Para a ave chororóde-goiás (Cercomacra ferdinandi), endêmica das áreas úmidas da bacia Araguaia-Tocantins, contar com uma área de ocorrência de 107,5 mil km2 no Cerrado e de 49,7 mil kim2 na Amazônia, não foi suficiente para afastá-la do risco de extinção. A alteração dos ciclos de inundação do rio por barragens e a substituição da vegetação nativa por pasto fizeram desaparecer 74% da área de ocorrência na Amazônia e 35% no Cerrado, configurando uma situação de perde e perde para espécie.

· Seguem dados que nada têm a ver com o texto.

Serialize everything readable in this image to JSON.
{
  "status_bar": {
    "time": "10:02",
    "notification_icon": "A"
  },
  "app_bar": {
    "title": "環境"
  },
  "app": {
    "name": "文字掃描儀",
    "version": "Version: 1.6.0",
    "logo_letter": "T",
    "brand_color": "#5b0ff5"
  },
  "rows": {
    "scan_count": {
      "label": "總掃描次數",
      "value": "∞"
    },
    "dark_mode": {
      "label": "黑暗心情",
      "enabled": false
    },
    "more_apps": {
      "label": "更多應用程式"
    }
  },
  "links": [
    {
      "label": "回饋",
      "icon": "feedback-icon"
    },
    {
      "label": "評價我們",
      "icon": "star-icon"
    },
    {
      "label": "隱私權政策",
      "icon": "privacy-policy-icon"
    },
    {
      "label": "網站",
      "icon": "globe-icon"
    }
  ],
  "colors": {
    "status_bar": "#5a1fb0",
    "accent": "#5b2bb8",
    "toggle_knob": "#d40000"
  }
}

Para calcular o impacto da perda de habitat sobre a biodiversidade, os pesquisadores cruzaram mapas da distribuição de cada uma das espécies disponibilizados pela União Internacional para a Conservação da Natureza (IUCN) e dados de uso do solo para o Cerrado e para a Amazônia (do MapBiomas).

Cerrado na mira da destruição

O bioma é a savana com maior biodiversidade do planeta, mas também um dos mais ameaçados. Nos últimos dez anos, o Cerrado perdeu 6 milhões de hectares de vegetação nativa, sendo que cerca da metade disso (3,2 milhões de hectares) ocorreu no chamado “Matopiba”, que inclui partes dos estados de Maranhão, Tocantins, Piauí e Bahia.

De acordo com gerente de Ciências do WWF-Brasil, Mariana Napolitano, “além de já ter perdido mais da metade da sua cobertura original, o que restou no Cerrado encontra-se bastante fragmentado e, em muitos casos, degradado pela ação intensa do homem, criação de gado, fogo recorrente, invasão de espécies exóticas, dentre outros”.

Segundo ela, é essencial que haja uma mudança de mentalidade das empresas e do governo: “a destruição do ecossistema é desnecessária, pois já existem áreas suficientes para a expansão do agronegócio – que inclusive, já está sendo prejudicado com quebras de safras constantes por conta da degradação ambiental”.

De acordo com Frederico Machado, Líder de Conversão Zero do WWF-Brasil, “o setor privado brasileiro já tem bons exemplos de como ampliar a produção, sem desmatar, e um deles é a Moratória da Soja na Amazônia. Acordo multissetorial que desde a sua assinatura promoveu drástica redução da destruição causada pela soja”. É necessário igual comprometimento do setor de soja com o Cerrado, assim como do maior esforço do setor pecuário em não desmatar.

Os dados do MapBiomas indicam que as principais atividades responsáveis pelo desmatamento e queima do Cerrado e da Amazônia são as produções de gado e soja. Até 2021, a agropecuária já ocupava mais de 40% do Cerrado (23,7% pastagem; 8,9% soja; 7,3% mosaico agricultura e pastagem), e 14% na Amazônia (13,5% pastagem; 1,2% soja) da área original destes biomas.

Sobre o estudo

estudo foi realizado pela consultoria Gondwana, sob coordenação do pesquisador Cristiano de Campos Nogueira, e tem o objetivo de apresentar as consequências da perda de vegetação nativa para a biodiversidade do Cerrado e da Amazônia brasileira, além de acrescentar evidências para propor políticas públicas e ações de conservação das espécies destes biomas.